Scream was self-critical horror, laying out its slasher-movie rules in order to break them. I went to see it, skeptically, on a winter break from college, just as it had become a thing. Williamson takes a lot of shortcuts, but I remember leaving amused by the ridiculousness. By 2000’s third installment, which Ehren Kruger wrote (his name is so apt for Craven it seemed like a joke), the nuttiness was still fun — but there was an insanely ruthless realm these movies weren’t actually reaching, and it seemed fair to think that Craven, who was 71 when the fourth was released, had become an obstruction. (Quentin Tarantino wondered as much in a Q&A with New York magazine published last week.)
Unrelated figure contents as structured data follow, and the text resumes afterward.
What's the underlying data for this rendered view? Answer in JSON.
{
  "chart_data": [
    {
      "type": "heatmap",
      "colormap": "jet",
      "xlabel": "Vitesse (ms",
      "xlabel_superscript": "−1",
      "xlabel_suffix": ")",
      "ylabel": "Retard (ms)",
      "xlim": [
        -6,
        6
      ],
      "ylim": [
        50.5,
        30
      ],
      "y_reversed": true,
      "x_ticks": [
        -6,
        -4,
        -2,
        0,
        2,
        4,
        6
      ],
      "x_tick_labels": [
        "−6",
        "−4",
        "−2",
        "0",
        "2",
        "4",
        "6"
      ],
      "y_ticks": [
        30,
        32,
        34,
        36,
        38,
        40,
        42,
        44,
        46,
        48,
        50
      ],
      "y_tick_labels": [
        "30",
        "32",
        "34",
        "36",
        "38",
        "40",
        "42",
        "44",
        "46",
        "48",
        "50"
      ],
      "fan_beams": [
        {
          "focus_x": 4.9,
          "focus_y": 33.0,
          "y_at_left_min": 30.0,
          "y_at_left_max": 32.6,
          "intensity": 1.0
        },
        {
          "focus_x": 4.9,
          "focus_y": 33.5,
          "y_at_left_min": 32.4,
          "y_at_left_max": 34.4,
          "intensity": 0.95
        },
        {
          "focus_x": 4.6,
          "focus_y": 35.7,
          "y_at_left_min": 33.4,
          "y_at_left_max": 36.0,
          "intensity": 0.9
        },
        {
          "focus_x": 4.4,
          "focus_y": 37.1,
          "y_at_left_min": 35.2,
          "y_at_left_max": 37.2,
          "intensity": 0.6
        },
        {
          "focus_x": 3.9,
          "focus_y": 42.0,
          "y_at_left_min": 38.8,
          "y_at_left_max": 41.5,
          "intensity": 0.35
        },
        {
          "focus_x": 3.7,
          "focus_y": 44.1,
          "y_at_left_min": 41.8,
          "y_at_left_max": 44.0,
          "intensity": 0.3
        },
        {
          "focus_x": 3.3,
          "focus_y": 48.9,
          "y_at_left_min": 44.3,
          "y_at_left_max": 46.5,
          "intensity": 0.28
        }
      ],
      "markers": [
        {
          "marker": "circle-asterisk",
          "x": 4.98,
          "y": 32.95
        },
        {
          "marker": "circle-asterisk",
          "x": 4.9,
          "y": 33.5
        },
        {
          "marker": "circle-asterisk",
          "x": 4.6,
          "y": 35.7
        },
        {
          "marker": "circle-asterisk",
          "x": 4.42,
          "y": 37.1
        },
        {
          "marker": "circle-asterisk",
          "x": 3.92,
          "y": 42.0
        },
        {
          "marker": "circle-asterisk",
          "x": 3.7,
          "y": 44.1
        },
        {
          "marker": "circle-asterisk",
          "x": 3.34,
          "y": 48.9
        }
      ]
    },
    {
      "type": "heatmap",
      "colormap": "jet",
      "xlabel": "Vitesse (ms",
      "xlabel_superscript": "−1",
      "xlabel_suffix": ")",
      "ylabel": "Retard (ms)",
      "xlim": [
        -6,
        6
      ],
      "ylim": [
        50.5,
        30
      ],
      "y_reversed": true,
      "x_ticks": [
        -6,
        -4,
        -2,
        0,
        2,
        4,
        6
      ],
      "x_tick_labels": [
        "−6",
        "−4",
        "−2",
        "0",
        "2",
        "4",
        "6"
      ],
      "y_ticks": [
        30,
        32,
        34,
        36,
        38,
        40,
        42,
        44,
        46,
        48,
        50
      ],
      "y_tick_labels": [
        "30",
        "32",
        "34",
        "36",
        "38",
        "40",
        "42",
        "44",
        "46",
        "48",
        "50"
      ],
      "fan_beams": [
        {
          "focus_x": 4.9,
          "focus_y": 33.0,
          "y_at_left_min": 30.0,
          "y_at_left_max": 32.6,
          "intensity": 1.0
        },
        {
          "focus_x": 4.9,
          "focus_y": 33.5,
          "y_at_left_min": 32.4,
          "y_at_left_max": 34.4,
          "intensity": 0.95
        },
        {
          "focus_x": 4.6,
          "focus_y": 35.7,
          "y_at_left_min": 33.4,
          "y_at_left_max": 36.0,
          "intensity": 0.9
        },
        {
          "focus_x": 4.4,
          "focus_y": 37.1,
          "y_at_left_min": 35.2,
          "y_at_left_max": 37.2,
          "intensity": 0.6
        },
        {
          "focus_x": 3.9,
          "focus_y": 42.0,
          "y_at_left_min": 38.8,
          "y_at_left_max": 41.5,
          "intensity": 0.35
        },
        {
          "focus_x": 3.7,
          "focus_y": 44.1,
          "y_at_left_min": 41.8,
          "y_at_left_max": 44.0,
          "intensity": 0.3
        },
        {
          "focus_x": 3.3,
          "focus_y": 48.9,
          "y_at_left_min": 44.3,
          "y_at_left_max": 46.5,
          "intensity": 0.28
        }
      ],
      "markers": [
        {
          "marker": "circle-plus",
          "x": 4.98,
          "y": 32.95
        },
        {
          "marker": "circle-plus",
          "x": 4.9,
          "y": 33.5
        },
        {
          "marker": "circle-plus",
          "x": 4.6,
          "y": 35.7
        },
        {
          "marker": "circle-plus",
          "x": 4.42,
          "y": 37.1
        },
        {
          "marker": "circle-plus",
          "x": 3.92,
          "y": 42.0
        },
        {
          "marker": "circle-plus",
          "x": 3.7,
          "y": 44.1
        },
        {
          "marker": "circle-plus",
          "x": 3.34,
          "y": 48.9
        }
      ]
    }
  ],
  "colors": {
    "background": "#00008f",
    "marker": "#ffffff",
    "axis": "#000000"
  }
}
Craven had done meta-horror first, in 1994, with New Nightmare, and inspired exuberant Freddy imitators, like Chucky, the goodfella doll in Child’s Play. The Scream fun house seemed beneath and beyond him, yet very much in his comfort zone. He knew how to arrange the mirrors. But Craven had stepped away from his element with those movies. These were works of airlessness and polish by a director whose natural strengths as a horror master are blunt social reality. In 1991, Craven wrote and directed the off-trend The People Under the Stairs, basically about a poor black family and an evil white landlord and his house full of undead kids. It’s stocked with stereotypes, but there was Craven’s crudeness again trying to explore some version of humanness that he seemed to suspect had gone missing from the movies. He was on to something. More than two decades have passed, and it hasn’t come back.